In September 2024, it was announced that the station would permanently close following its final day of operation on December 15, 2024. The station will be replaced by Gunwi station after the Andong–Yeongcheon section of the Jungang line is relocated on December 21, 2024. As of 2024, Hwabon station serves six daily trains, including Mugunghwa-class trains on routes connecting major destinations like Cheongnyangni and Busan.

Following its closure, the surrounding railway lines was announced to be dismantled, while leaving the station intact.
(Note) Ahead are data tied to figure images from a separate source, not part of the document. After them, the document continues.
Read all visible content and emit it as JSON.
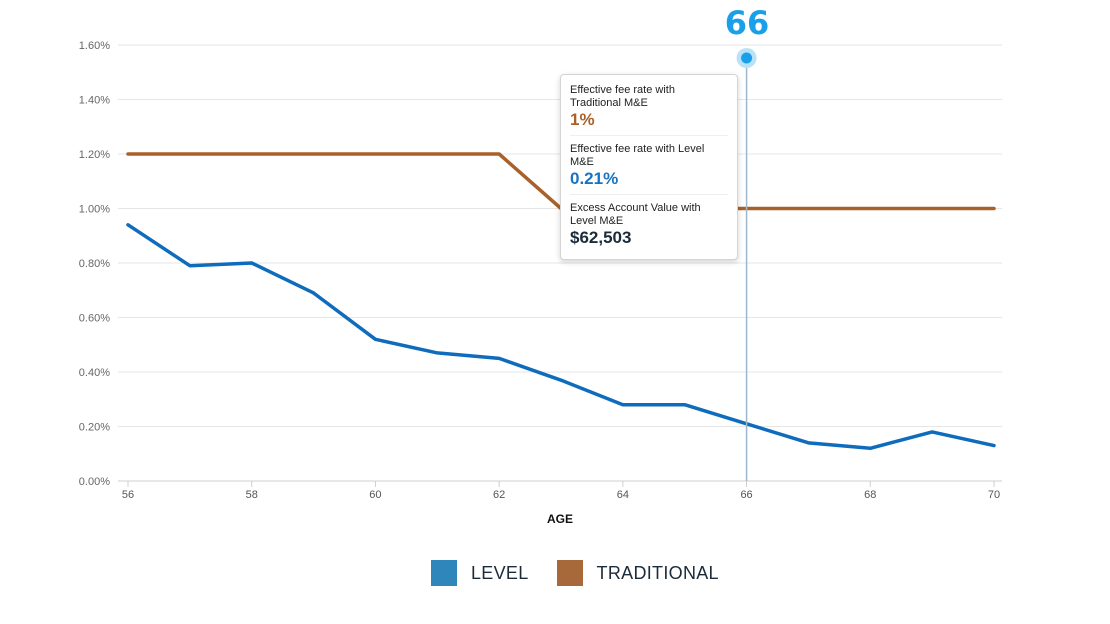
{
  "chart_data": {
    "type": "line",
    "x": [
      56,
      57,
      58,
      59,
      60,
      61,
      62,
      63,
      64,
      65,
      66,
      67,
      68,
      69,
      70
    ],
    "series": [
      {
        "name": "LEVEL",
        "color": "#0f6cbd",
        "values": [
          0.94,
          0.79,
          0.8,
          0.69,
          0.52,
          0.47,
          0.45,
          0.37,
          0.28,
          0.28,
          0.21,
          0.14,
          0.12,
          0.18,
          0.13
        ]
      },
      {
        "name": "TRADITIONAL",
        "color": "#a8612a",
        "values": [
          1.2,
          1.2,
          1.2,
          1.2,
          1.2,
          1.2,
          1.2,
          1.0,
          1.0,
          1.0,
          1.0,
          1.0,
          1.0,
          1.0,
          1.0
        ]
      }
    ],
    "xlabel": "AGE",
    "ylabel": "",
    "xlim": [
      56,
      70
    ],
    "ylim": [
      0,
      1.6
    ],
    "xticks": [
      "56",
      "58",
      "60",
      "62",
      "64",
      "66",
      "68",
      "70"
    ],
    "yticks": [
      "0.00%",
      "0.20%",
      "0.40%",
      "0.60%",
      "0.80%",
      "1.00%",
      "1.20%",
      "1.40%",
      "1.60%"
    ],
    "grid": true,
    "legend_position": "bottom-center",
    "highlight_x": 66
  },
  "marker": {
    "label": "66",
    "color": "#1aa0e8"
  },
  "tooltip": {
    "traditional_label": "Effective fee rate with Traditional M&E",
    "traditional_value": "1%",
    "level_label": "Effective fee rate with Level M&E",
    "level_value": "0.21%",
    "excess_label": "Excess Account Value with Level M&E",
    "excess_value": "$62,503"
  },
  "legend": {
    "level_label": "LEVEL",
    "level_color": "#2e86bb",
    "traditional_label": "TRADITIONAL",
    "traditional_color": "#a8693a"
  }
}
The station also houses a historic water tower designated as a semi-official railway monument. Nearby, old Saemaeul passenger cars have been repurposed into a café and storage space. A small admission fee allows visitors to explore the station's facilities, including its waiting room adorned with a hand-crafted mosaic ceiling.

== Media appearances ==
Hwabon station has been featured in various films, dramas, and programs, such as "Little Forest" and 1 Night 2 Days. Despite its popularity, visitors were advised to follow safety regulations and avoid taking photos on the tracks, as trains and freight traffic continue to operate regularly. Violations of these rules resulted in multiple cases of fines.